As you can see, file 2 doesn't have the same number of information and for the same script, using qualifiers from SeqIO, it doesn't work.

...**Example 1**
FEATURES             Location/Qualifiers
     source          1..6439609
                     /organism="Pseudomonas syringae pv. actinidiae ICMP 9853"
                     /mol_type="genomic DNA"
                     /strain="ICMP 9853"
                     /host="Actinidia"
                     /db_xref="taxon:1104678"
                     /country="Japan"
                     /collection_date="1984"
                     /pathovar="actinidiae"

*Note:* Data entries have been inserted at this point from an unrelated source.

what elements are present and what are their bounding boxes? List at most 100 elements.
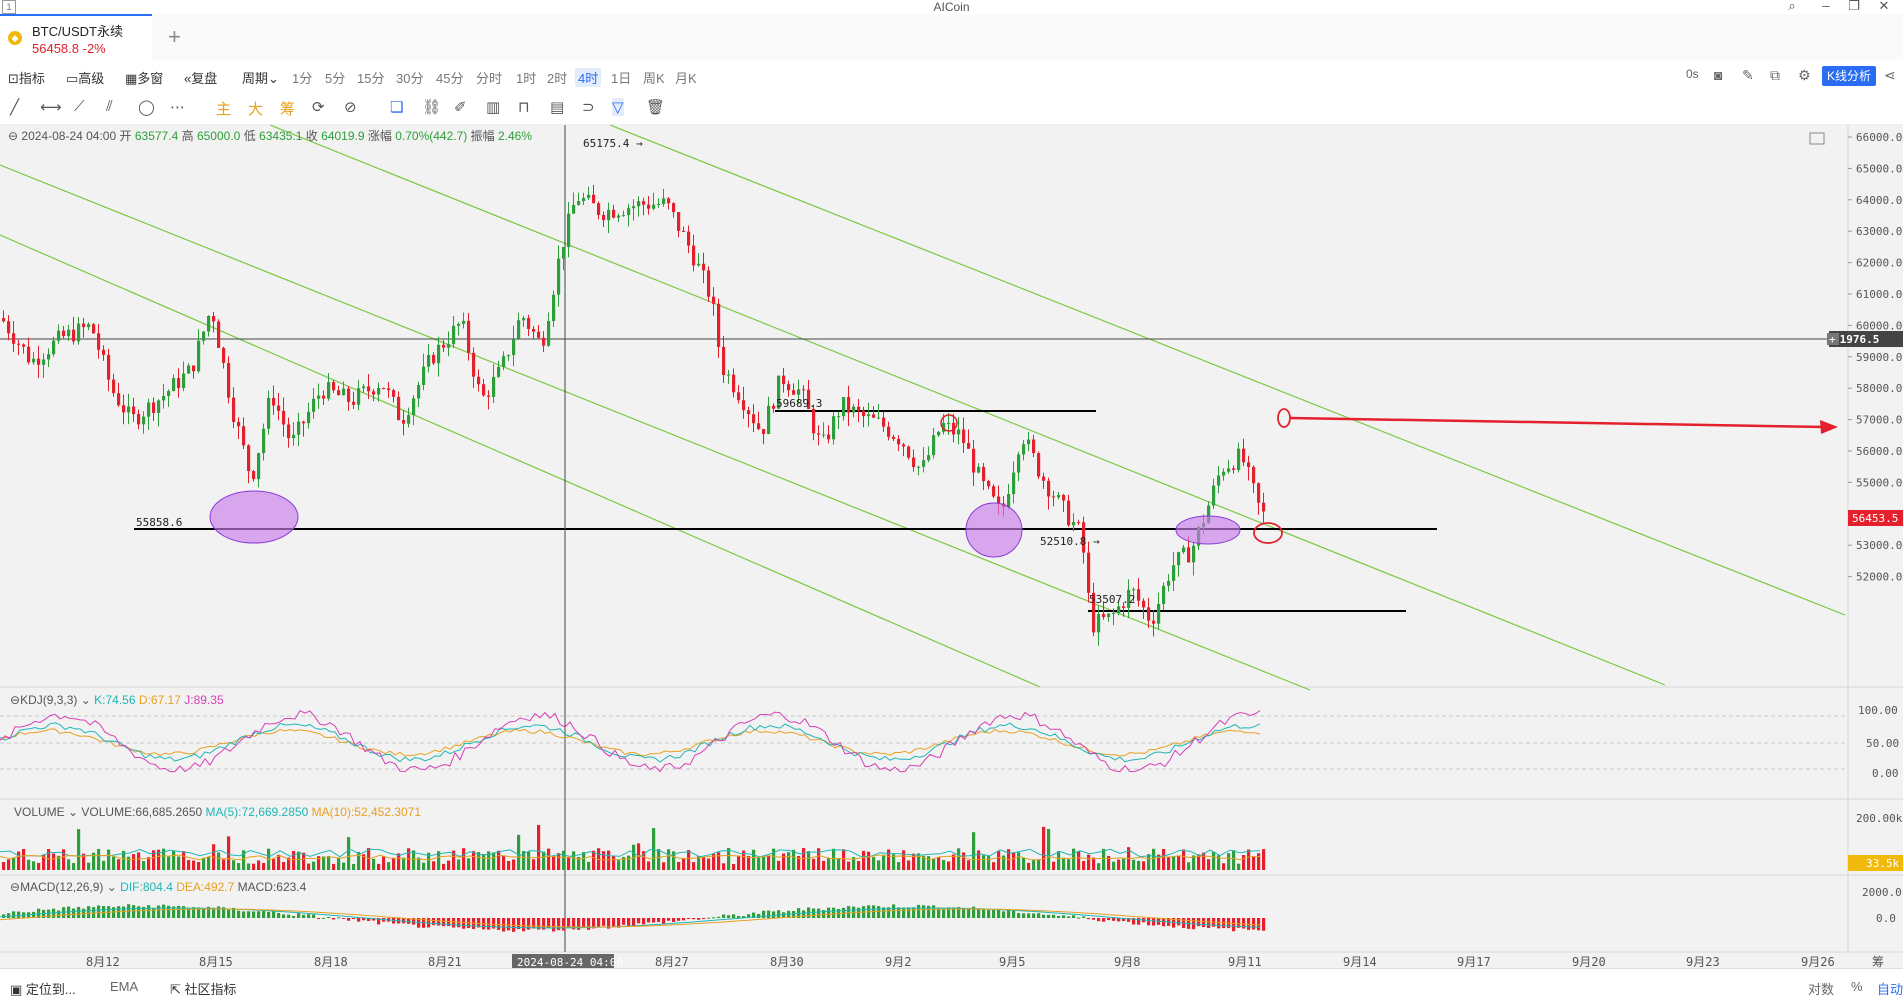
- trash-icon[interactable]: 🗑: [646, 99, 666, 116]
- chip-corner[interactable]: 筹: [1872, 955, 1884, 969]
- period-30m[interactable]: 30分: [396, 71, 424, 86]
- symbol-tab[interactable]: ◆ BTC/USDT永续 56458.8 -2%: [0, 14, 152, 60]
- multi-window-button[interactable]: ▦多窗: [125, 71, 164, 86]
- highlight-ellipse[interactable]: [209, 490, 299, 544]
- macd-bar: [877, 906, 881, 918]
- indicator-button[interactable]: ⊡指标: [8, 71, 45, 86]
- volume-bar: [72, 863, 76, 870]
- volume-bar: [652, 828, 656, 870]
- add-alert-icon[interactable]: [1827, 333, 1839, 345]
- chart-canvas[interactable]: 65175.4 → 52510.8 → 55858.6 59689.3 5350…: [0, 124, 1903, 970]
- period-5m[interactable]: 5分: [325, 71, 346, 86]
- filter-icon[interactable]: ▽: [612, 98, 624, 116]
- period-1d[interactable]: 1日: [611, 71, 632, 86]
- camera-icon[interactable]: ◙: [1714, 67, 1723, 83]
- volume-bar: [342, 862, 346, 870]
- macd-bar: [172, 906, 176, 918]
- chip-toggle[interactable]: 筹: [280, 101, 296, 118]
- copy-icon[interactable]: ❏: [390, 99, 404, 116]
- candlesticks[interactable]: [2, 185, 1266, 646]
- volume-bar: [1252, 856, 1256, 870]
- channel-tool-icon[interactable]: ⫽: [106, 98, 113, 115]
- macd-bar: [972, 906, 976, 918]
- community-indicator-button[interactable]: ⇱ 社区指标: [170, 982, 237, 997]
- macd-bar: [327, 916, 331, 918]
- pen-icon[interactable]: ✎: [1742, 67, 1754, 83]
- period-1h[interactable]: 1时: [516, 71, 537, 86]
- brush-icon[interactable]: ✐: [454, 99, 467, 116]
- macd-bar: [1022, 913, 1026, 918]
- candle-body: [412, 398, 416, 416]
- refresh-icon[interactable]: ⟳: [312, 99, 325, 116]
- volume-bar: [372, 858, 376, 870]
- candle-body: [1007, 494, 1011, 508]
- chart-area[interactable]: 65175.4 → 52510.8 → 55858.6 59689.3 5350…: [0, 124, 1903, 970]
- period-month[interactable]: 月K: [675, 71, 697, 86]
- candle-body: [622, 215, 626, 217]
- period-4h[interactable]: 4时: [575, 68, 602, 87]
- expand-icon[interactable]: [1809, 132, 1825, 145]
- volume-bar: [1077, 851, 1081, 870]
- highlight-ellipse[interactable]: [965, 502, 1023, 558]
- trend-channel[interactable]: [0, 124, 1846, 691]
- settings-icon[interactable]: ⚙: [1798, 67, 1811, 83]
- volume-info[interactable]: VOLUME ⌄ VOLUME:66,685.2650 MA(5):72,669…: [14, 805, 421, 819]
- period-15m[interactable]: 15分: [357, 71, 385, 86]
- big-order-toggle[interactable]: 大: [248, 101, 264, 118]
- date-tick: 9月5: [999, 955, 1025, 968]
- log-scale-toggle[interactable]: 对数: [1808, 982, 1835, 997]
- alert-icon[interactable]: ▤: [550, 99, 565, 116]
- layout-icon[interactable]: ⧉: [1770, 67, 1780, 83]
- touch-point-circle[interactable]: [1253, 522, 1283, 544]
- candle-body: [367, 386, 371, 392]
- minimize-button[interactable]: –: [1822, 0, 1830, 13]
- locate-button[interactable]: ▣ 定位到...: [10, 982, 76, 997]
- plus-icon[interactable]: +: [1829, 333, 1836, 346]
- ray-tool-icon[interactable]: ⟋: [74, 98, 85, 115]
- candle-body: [887, 426, 891, 437]
- restore-button[interactable]: ❐: [1848, 0, 1860, 13]
- period-1m[interactable]: 1分: [292, 71, 313, 86]
- touch-point-circle[interactable]: [940, 414, 958, 432]
- auto-scale-toggle[interactable]: 自动: [1877, 982, 1903, 997]
- magnet-icon[interactable]: ⊃: [582, 99, 595, 116]
- ema-button[interactable]: EMA: [110, 979, 139, 994]
- replay-button[interactable]: «复盘: [184, 71, 218, 86]
- volume-bar: [892, 854, 896, 870]
- candle-body: [2, 318, 6, 322]
- highlight-ellipse[interactable]: [1175, 515, 1241, 545]
- collapse-icon[interactable]: ⊖: [8, 129, 19, 143]
- volume-bar: [12, 858, 16, 870]
- period-timeline[interactable]: 分时: [476, 71, 503, 86]
- candle-body: [462, 320, 466, 324]
- k-analysis-button[interactable]: K线分析: [1822, 66, 1877, 86]
- share-icon[interactable]: ⋖: [1884, 67, 1896, 83]
- percent-scale-toggle[interactable]: %: [1851, 979, 1863, 994]
- advanced-button[interactable]: ▭高级: [66, 71, 105, 86]
- volume-bar: [377, 863, 381, 870]
- horizontal-line-tool-icon[interactable]: ⟷: [40, 99, 62, 116]
- more-tools-icon[interactable]: ⋯: [170, 99, 185, 116]
- period-week[interactable]: 周K: [643, 71, 665, 86]
- close-button[interactable]: ✕: [1878, 0, 1890, 13]
- ellipse-tool-icon[interactable]: ◯: [138, 99, 155, 116]
- projection-arrow[interactable]: [1289, 416, 1827, 429]
- macd-bar: [687, 918, 691, 919]
- candle-body: [377, 388, 381, 395]
- macd-info[interactable]: ⊖MACD(12,26,9) ⌄ DIF:804.4 DEA:492.7 MAC…: [10, 880, 307, 894]
- lock-icon[interactable]: ⊓: [518, 99, 530, 116]
- period-dropdown[interactable]: 周期⌄: [242, 71, 279, 86]
- candle-body: [917, 466, 921, 468]
- candle-style-icon[interactable]: ▥: [486, 99, 501, 116]
- link-icon[interactable]: ⛓: [422, 99, 442, 116]
- volume-bar: [1062, 857, 1066, 870]
- macd-bar: [332, 918, 336, 920]
- add-tab-icon[interactable]: +: [168, 24, 181, 49]
- main-chart-toggle[interactable]: 主: [216, 101, 232, 118]
- hide-drawing-icon[interactable]: ⊘: [344, 99, 357, 116]
- line-tool-icon[interactable]: ╱: [10, 99, 20, 116]
- search-icon[interactable]: ⌕: [1788, 0, 1796, 13]
- period-2h[interactable]: 2时: [547, 71, 568, 86]
- kdj-info[interactable]: ⊖KDJ(9,3,3) ⌄ K:74.56 D:67.17 J:89.35: [10, 693, 224, 707]
- period-45m[interactable]: 45分: [436, 71, 464, 86]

Trying with the file from example 1 (Pseudomonas_syringae_pv._actinidiae_ICMP_9853.gbk ), the output of the script is:

... **Example 2**
FEATURES             Location/Qualifiers
     source          1..267979
                     /organism="Pseudomonas syringae"
                     /mol_type="genomic DNA"
                     /strain="ICMP 3690"
                     /isolation_source="cherry"
                     /db_xref="taxon:317"
                     /country="New Zealand"
                     /collection_date="2010"

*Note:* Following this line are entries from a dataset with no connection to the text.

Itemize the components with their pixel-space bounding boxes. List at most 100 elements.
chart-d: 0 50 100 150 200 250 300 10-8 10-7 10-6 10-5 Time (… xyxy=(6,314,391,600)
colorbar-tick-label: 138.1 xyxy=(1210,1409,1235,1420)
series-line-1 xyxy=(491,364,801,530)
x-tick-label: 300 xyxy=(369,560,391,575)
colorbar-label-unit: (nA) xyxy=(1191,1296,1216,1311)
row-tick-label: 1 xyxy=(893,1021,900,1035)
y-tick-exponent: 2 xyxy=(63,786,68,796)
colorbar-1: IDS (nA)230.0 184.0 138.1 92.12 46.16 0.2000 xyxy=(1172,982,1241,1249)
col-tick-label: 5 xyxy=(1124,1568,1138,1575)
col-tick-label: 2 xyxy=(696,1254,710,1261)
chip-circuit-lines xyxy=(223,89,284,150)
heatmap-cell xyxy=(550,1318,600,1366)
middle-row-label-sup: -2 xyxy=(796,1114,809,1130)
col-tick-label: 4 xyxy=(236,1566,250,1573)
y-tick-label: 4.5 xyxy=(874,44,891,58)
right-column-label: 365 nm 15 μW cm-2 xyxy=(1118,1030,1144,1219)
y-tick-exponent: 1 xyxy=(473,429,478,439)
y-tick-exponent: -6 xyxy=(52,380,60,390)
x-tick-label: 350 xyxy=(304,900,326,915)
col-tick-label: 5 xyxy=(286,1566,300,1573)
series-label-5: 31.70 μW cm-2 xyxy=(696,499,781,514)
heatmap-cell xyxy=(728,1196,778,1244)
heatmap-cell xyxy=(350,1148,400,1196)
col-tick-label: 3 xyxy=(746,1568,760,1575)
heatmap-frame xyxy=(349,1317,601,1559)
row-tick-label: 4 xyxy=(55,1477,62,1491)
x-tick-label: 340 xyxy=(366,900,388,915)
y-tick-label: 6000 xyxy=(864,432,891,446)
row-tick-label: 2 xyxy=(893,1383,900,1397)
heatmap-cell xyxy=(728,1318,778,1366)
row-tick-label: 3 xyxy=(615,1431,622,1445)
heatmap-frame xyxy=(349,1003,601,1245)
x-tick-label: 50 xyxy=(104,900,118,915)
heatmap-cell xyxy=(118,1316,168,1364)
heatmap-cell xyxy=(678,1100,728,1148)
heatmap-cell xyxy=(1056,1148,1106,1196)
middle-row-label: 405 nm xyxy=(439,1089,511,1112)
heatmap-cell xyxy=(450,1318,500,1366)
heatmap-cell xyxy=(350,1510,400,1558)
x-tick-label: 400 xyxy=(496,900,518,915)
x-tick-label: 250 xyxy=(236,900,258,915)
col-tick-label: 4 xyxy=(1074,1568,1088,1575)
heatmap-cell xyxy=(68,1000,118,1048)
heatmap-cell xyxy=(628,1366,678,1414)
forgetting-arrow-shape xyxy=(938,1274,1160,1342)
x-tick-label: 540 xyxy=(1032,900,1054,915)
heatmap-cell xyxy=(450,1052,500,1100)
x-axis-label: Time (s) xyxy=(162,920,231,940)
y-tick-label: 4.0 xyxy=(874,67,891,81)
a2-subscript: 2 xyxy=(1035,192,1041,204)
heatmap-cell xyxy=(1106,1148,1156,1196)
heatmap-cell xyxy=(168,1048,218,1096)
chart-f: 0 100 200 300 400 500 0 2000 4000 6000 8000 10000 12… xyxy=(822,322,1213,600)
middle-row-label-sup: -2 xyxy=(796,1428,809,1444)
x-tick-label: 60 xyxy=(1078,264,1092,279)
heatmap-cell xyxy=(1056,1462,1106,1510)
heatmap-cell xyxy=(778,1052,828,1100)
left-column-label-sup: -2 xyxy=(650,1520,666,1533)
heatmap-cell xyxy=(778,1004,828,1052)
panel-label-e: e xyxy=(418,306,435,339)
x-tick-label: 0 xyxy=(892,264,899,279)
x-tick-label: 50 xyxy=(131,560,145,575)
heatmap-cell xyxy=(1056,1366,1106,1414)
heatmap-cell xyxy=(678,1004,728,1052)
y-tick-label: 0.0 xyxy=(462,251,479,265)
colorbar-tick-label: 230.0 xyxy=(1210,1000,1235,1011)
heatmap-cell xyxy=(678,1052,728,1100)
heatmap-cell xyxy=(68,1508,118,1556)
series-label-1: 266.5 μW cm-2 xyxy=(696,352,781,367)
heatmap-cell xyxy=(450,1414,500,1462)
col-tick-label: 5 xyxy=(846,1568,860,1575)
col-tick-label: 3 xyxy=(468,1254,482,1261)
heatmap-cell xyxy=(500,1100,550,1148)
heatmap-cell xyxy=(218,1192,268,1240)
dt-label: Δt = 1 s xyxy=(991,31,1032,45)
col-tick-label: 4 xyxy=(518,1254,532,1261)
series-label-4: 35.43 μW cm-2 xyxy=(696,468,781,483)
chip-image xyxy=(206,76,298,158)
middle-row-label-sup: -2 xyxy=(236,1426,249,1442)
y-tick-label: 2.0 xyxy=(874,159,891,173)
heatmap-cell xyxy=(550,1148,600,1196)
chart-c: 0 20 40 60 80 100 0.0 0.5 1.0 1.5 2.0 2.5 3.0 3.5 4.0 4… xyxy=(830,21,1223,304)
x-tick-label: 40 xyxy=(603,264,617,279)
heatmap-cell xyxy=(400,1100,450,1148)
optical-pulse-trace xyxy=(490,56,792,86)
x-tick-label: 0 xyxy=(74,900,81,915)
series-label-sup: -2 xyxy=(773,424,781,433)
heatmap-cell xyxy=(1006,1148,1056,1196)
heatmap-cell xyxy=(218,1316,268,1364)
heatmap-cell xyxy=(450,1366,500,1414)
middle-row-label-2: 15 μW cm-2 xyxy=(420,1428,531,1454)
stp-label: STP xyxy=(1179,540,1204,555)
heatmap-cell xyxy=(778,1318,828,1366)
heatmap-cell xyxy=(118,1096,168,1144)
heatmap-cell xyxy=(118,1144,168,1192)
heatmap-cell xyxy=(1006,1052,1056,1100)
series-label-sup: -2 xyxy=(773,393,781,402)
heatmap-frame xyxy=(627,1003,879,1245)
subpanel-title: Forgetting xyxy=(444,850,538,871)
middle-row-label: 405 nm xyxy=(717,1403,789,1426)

The files that I used for this script are on GitHub And the script is:

import sys
from Bio import SeqIO
from Bio import GenBank

input_file = open(sys.argv[1], "r")

for seq_record in SeqIO.parse(input_file, "genbank"):
    for seq_feature in seq_record.features:
        if seq_feature.type=="source":
            source = seq_feature.qualifiers['organism'][0].replace(' ','_')
            strain = seq_feature.qualifiers['strain'][0]
            country = seq_feature.qualifiers['country'][0]
            #print seq_feature.qualifiers
            host = seq_feature.qualifiers['host'][0]
            print host

I just included the option 'host' because the problem is the same for 'plasmid' and 'pathovar'.

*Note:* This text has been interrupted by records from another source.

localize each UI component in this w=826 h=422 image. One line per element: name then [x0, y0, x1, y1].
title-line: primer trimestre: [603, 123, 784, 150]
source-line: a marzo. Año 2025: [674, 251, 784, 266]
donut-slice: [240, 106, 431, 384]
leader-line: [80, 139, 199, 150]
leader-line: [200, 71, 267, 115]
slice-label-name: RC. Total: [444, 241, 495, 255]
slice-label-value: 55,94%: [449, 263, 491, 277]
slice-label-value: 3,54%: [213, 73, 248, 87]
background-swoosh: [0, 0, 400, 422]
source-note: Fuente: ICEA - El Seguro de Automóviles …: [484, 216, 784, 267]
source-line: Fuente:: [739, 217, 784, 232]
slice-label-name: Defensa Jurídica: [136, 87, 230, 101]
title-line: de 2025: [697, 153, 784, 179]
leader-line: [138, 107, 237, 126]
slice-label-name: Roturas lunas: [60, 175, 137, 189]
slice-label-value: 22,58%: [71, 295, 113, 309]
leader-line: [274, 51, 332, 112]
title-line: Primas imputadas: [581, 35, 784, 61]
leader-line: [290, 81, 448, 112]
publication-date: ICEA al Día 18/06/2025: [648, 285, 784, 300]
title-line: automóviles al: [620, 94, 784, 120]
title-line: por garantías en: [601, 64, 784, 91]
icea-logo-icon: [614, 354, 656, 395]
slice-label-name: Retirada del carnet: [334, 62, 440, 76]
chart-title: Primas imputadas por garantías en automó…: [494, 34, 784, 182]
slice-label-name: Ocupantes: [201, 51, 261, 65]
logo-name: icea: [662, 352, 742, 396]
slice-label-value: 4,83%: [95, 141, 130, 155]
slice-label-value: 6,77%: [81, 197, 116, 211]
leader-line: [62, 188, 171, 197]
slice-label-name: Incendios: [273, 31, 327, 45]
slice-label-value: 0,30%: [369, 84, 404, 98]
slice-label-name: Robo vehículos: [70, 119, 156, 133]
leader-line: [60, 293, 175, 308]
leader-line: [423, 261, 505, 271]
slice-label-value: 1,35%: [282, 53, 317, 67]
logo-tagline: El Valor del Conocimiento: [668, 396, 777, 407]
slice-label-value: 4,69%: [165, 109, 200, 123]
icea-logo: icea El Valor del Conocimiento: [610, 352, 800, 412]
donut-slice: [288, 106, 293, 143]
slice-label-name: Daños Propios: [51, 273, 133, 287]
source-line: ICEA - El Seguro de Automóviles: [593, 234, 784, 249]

Anybody can help me? Any suggestion using these same modules of python? I look for the better pythonic way to solve this.

Thank you in advance.

python SeqIO • 1.4k views

ADD COMMENT • link updated 7.0 years ago by mobiusklein ▴ 180 • written 7.0 years ago by felipelira3 ▴ 40

score 3 · Accepted Answer · 2017-12-04

If you would like your script to run to completion even when that information is not present, you can wrap each access to seq_feature.qualifiers in a try-except block catching KeyError and IndexError:

import sys
from Bio import SeqIO
from Bio import GenBank

input_file = open(sys.argv[1], "r")

for seq_record in SeqIO.parse(input_file, "genbank"):
    for seq_feature in seq_record.features:
        if seq_feature.type=="source":
            try:
                source = seq_feature.qualifiers['organism'][0].replace(' ','_')
            except (KeyError, IndexError):
                source = None
            try: 
                strain = seq_feature.qualifiers['strain'][0]
            except (KeyError, IndexEror):
                strain = None
            try:
                country = seq_feature.qualifiers['country'][0]
            except (KeyError, IndexError):
                country = None
            #print seq_feature.qualifiers
            try:
                host = seq_feature.qualifiers['host'][0]
            except (KeyError, IndexError):
                host = None
            print host

It's then up to you to make sure that whatever you do with these values is aware they may not be strings.